1D array to 2D array mapping

Question

This may sound like a homework problem, but I swear it isn't.

I'm trying to build an iterator for this 2D-array wrapper class. I figured that if I am able to solve this problem, then I can build my iterator.

I have this 1D array of 9 consecutive integers starting at 0 and ending at 8.

[0, 1, 2, 3, 4, 5, 6, 7, 8]

I am given two variables horizontal_size = 3 and vertical_size = 3

I want to make this array into a 2D array that is horizontal_size by vertical_size. let's call them h and v for brevity.

The result that I want to generate is this:

0 1 2
3 4 5
6 7 8

Given the value in the 1D array, which tells me the index, Also given h and v, which are both 3 in this case. Is there a way to generate the indices on the 2D array?

For example, the first element in the 1D array is 0, which maps to array[0][0]. The second element is 1, which maps to array[0][1]

I figured out that I can get the vertical index by doing array1d[i] mod vertical_size.

           for getting the vertical index ::: th 

0 = [0][0] 0 mod 3 = 0 1 = [0][1] 1 mod 3 = 1 2 = [0][2] 2 mod 3 = 2

3 = [1][0] and so on... 4 = [1][1] 5 = [1][2]

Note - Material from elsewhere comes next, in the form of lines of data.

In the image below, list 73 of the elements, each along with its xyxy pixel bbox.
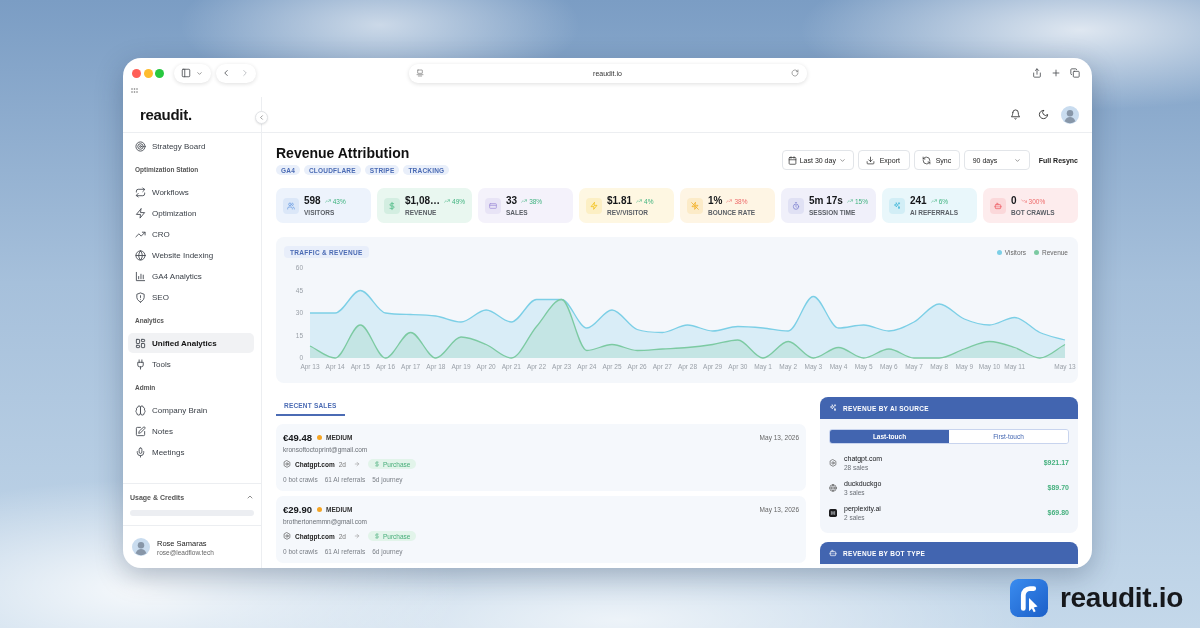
sidebar-item[interactable]: Strategy Board	[128, 136, 254, 156]
stat-value: 0	[1011, 195, 1017, 207]
dark-tile-icon	[829, 508, 837, 517]
app-logo-icon	[1010, 579, 1048, 617]
lightning-icon	[135, 207, 146, 219]
sidebar-item[interactable]: GA4 Analytics	[128, 266, 254, 286]
share-icon[interactable]	[1032, 68, 1042, 78]
sidebar-item[interactable]: SEO	[128, 287, 254, 307]
shield-icon	[135, 291, 146, 303]
sale-amount: €29.90	[283, 503, 313, 515]
brand-wordmark: reaudit.io	[1060, 582, 1183, 614]
user-avatar[interactable]	[132, 538, 150, 556]
sidebar-item[interactable]: Website Indexing	[128, 245, 254, 265]
stat-value: 1%	[708, 195, 723, 207]
sidebar-item[interactable]: Meetings	[128, 442, 254, 462]
brain-icon	[135, 404, 146, 416]
layout-grid-icon	[135, 337, 146, 349]
sidebar-item[interactable]: Workflows	[128, 182, 254, 202]
bell-icon[interactable]	[1010, 109, 1021, 120]
globe-icon	[829, 483, 837, 492]
target-icon	[135, 140, 146, 152]
chevron-right-icon[interactable]	[240, 68, 250, 78]
plus-icon[interactable]	[1051, 68, 1061, 78]
hexagon-icon	[283, 460, 291, 468]
hexagon-icon	[283, 532, 291, 540]
globe-icon	[135, 249, 146, 261]
sale-amount: €49.48	[283, 431, 313, 443]
moon-icon[interactable]	[1038, 109, 1049, 120]
stat-value: 598	[304, 195, 321, 207]
sidebar-item[interactable]: Notes	[128, 421, 254, 441]
arrow-right-icon	[353, 533, 360, 539]
close-window-icon[interactable]	[132, 68, 141, 78]
microphone-icon	[135, 446, 146, 458]
sidebar-item[interactable]: Optimization	[128, 203, 254, 223]
stat-value: 33	[506, 195, 518, 207]
arrow-right-icon	[353, 461, 360, 467]
sidebar-toggle-button[interactable]	[173, 63, 211, 83]
logo-wordmark[interactable]: reaudit.	[140, 106, 192, 123]
chevron-left-icon	[258, 114, 265, 121]
stat-value: $1.81	[607, 195, 633, 207]
sidebar-item[interactable]: Tools	[128, 354, 254, 374]
calendar-icon	[787, 155, 797, 165]
plug-icon	[135, 358, 146, 370]
chevron-down-icon	[838, 156, 846, 164]
stat-value: $1,08…	[405, 195, 441, 207]
sidebar-icon	[181, 68, 191, 78]
stat-value: 241	[910, 195, 927, 207]
dots-grid-icon[interactable]	[131, 88, 138, 93]
sidebar-item[interactable]: CRO	[128, 224, 254, 244]
refresh-icon	[921, 155, 931, 165]
reader-icon	[415, 69, 424, 77]
stat-value: 5m 17s	[809, 195, 843, 207]
sidebar-item[interactable]: Company Brain	[128, 400, 254, 420]
note-edit-icon	[135, 425, 146, 437]
bar-chart-icon	[135, 270, 146, 282]
repeat-arrows-icon	[135, 186, 146, 198]
collapse-sidebar-button[interactable]	[255, 111, 268, 124]
page-title: Revenue Attribution	[276, 145, 411, 162]
dollar-icon	[373, 461, 380, 467]
hexagon-icon	[829, 458, 837, 467]
minimize-window-icon[interactable]	[143, 68, 153, 78]
chevron-left-icon[interactable]	[221, 68, 231, 78]
user-avatar[interactable]	[1061, 105, 1079, 124]
robot-icon	[829, 549, 837, 557]
chevron-down-icon	[1013, 156, 1021, 164]
zoom-window-icon[interactable]	[155, 68, 164, 78]
chevron-down-icon	[196, 69, 203, 77]
dollar-icon	[373, 533, 380, 539]
tabs-icon[interactable]	[1070, 68, 1080, 78]
download-icon	[865, 155, 875, 165]
reload-icon[interactable]	[791, 69, 800, 77]
sparkles-icon	[829, 404, 837, 412]
sidebar-item[interactable]: Unified Analytics	[128, 333, 254, 353]
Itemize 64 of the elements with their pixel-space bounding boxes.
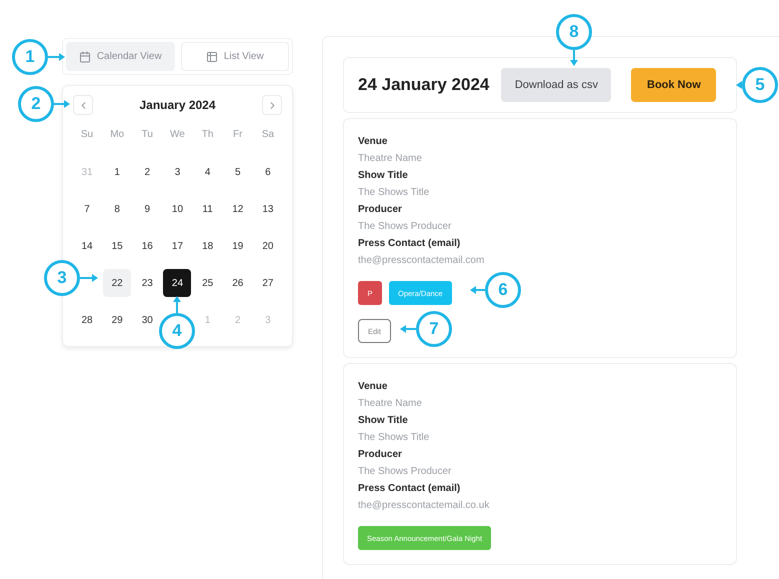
field-value: Theatre Name bbox=[358, 397, 423, 411]
calendar-day[interactable]: 22 bbox=[103, 269, 132, 297]
calendar-day[interactable]: 10 bbox=[163, 195, 192, 223]
download-button[interactable]: Download as csv bbox=[501, 68, 612, 102]
field-value: The Shows Producer bbox=[358, 220, 452, 234]
calendar-day[interactable]: 12 bbox=[224, 195, 252, 223]
calendar-day[interactable]: 5 bbox=[224, 158, 252, 186]
month-title: January 2024 bbox=[139, 98, 216, 112]
calendar-day[interactable]: 7 bbox=[73, 195, 101, 223]
calendar-day[interactable]: 25 bbox=[194, 269, 222, 297]
field-label: Producer bbox=[358, 448, 403, 462]
calendar-day[interactable]: 15 bbox=[103, 232, 132, 260]
callout-number: 6 bbox=[485, 272, 521, 308]
callout-number: 5 bbox=[742, 67, 778, 103]
calendar-day[interactable]: 3 bbox=[163, 158, 192, 186]
book-now-button[interactable]: Book Now bbox=[631, 68, 716, 102]
field-value: The Shows Title bbox=[358, 431, 430, 445]
callout-number: 2 bbox=[18, 86, 54, 122]
calendar-day[interactable]: 19 bbox=[224, 232, 252, 260]
field-label: Venue bbox=[358, 380, 388, 394]
field-value: The Shows Producer bbox=[358, 465, 452, 479]
callout-number: 3 bbox=[44, 260, 80, 296]
weekday-label: Th bbox=[200, 128, 214, 142]
calendar-day[interactable]: 6 bbox=[254, 158, 282, 186]
weekday-label: We bbox=[169, 128, 186, 142]
weekday-label: Tu bbox=[140, 128, 154, 142]
field-value: The Shows Title bbox=[358, 186, 430, 200]
calendar-day[interactable]: 30 bbox=[133, 306, 162, 334]
weekday-label: Mo bbox=[109, 128, 126, 142]
callout-number: 7 bbox=[416, 311, 452, 347]
field-value: Theatre Name bbox=[358, 152, 423, 166]
field-label: Venue bbox=[358, 135, 388, 149]
calendar-day[interactable]: 18 bbox=[194, 232, 222, 260]
calendar-day[interactable]: 16 bbox=[133, 232, 162, 260]
calendar-day[interactable]: 27 bbox=[254, 269, 282, 297]
calendar-day[interactable]: 4 bbox=[194, 158, 222, 186]
calendar-day[interactable]: 1 bbox=[103, 158, 132, 186]
field-label: Show Title bbox=[358, 169, 409, 183]
calendar-day[interactable]: 13 bbox=[254, 195, 282, 223]
field-value: the@presscontactemail.co.uk bbox=[358, 499, 490, 513]
calendar-day[interactable]: 24 bbox=[163, 269, 192, 297]
field-label: Press Contact (email) bbox=[358, 482, 462, 496]
calendar-day[interactable]: 26 bbox=[224, 269, 252, 297]
calendar-day[interactable]: 28 bbox=[73, 306, 101, 334]
calendar-day[interactable]: 29 bbox=[103, 306, 132, 334]
calendar-day[interactable]: 2 bbox=[133, 158, 162, 186]
weekday-label: Su bbox=[80, 128, 94, 142]
callout-number: 4 bbox=[159, 313, 195, 349]
field-label: Press Contact (email) bbox=[358, 237, 462, 251]
calendar-day[interactable]: 8 bbox=[103, 195, 132, 223]
date-title: 24 January 2024 bbox=[358, 75, 490, 95]
calendar-day[interactable]: 20 bbox=[254, 232, 282, 260]
callout-number: 1 bbox=[12, 39, 48, 75]
calendar-day[interactable]: 9 bbox=[133, 195, 162, 223]
calendar-day[interactable]: 11 bbox=[194, 195, 222, 223]
calendar-day[interactable]: 14 bbox=[73, 232, 101, 260]
weekday-label: Fr bbox=[232, 128, 244, 142]
field-label: Show Title bbox=[358, 414, 409, 428]
calendar-day[interactable]: 23 bbox=[133, 269, 162, 297]
calendar-day[interactable]: 17 bbox=[163, 232, 192, 260]
weekday-label: Sa bbox=[260, 128, 276, 142]
callout-number: 8 bbox=[556, 14, 592, 50]
field-value: the@presscontactemail.com bbox=[358, 254, 486, 268]
field-label: Producer bbox=[358, 203, 403, 217]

6 = [2][0] 7 = [2][1] 8 = [2][2]

But I'm not sure how to get the horizontal index.

Answer 1

The horizontal index is given by floor(i / v), or as just i/v if your programming language implements integer division by truncation.

For example, floor(7/3) = 2, so 7 is on the row 2.

Answer 2

This is working solution in java. Note that % is mod function.

public static void main(String[] args) throws IOException {
    int[] oneD = {1,2,3,4,5,6};
    int w = 3;
    int h = 2;
    int[][] twoD = new int[h][w];
    int[] oneDReversed = new int[oneD.length];

    for (int i = 0; i < h; i++) {
        for (int j = 0; j < w; j++) {
            twoD[i][j] = oneD[i*w+j];
        }
    }

    for (int i = 0; i < w*h; i++) {
        oneDReversed[i] = twoD[(i / w)][(i%w)];
    }
}

Why the twoD[i][j] = oneD[i*w+j]? Because you have cycle in cycle doing "For every row i selet all collumns j and gives it to the array[num_of_rows][num_of_columns] by the equaliation : row*width + column.

The reserved means: The row is counted as rounded down index devide number_of_columns. And the column is the rest of deviding the same variables (mod).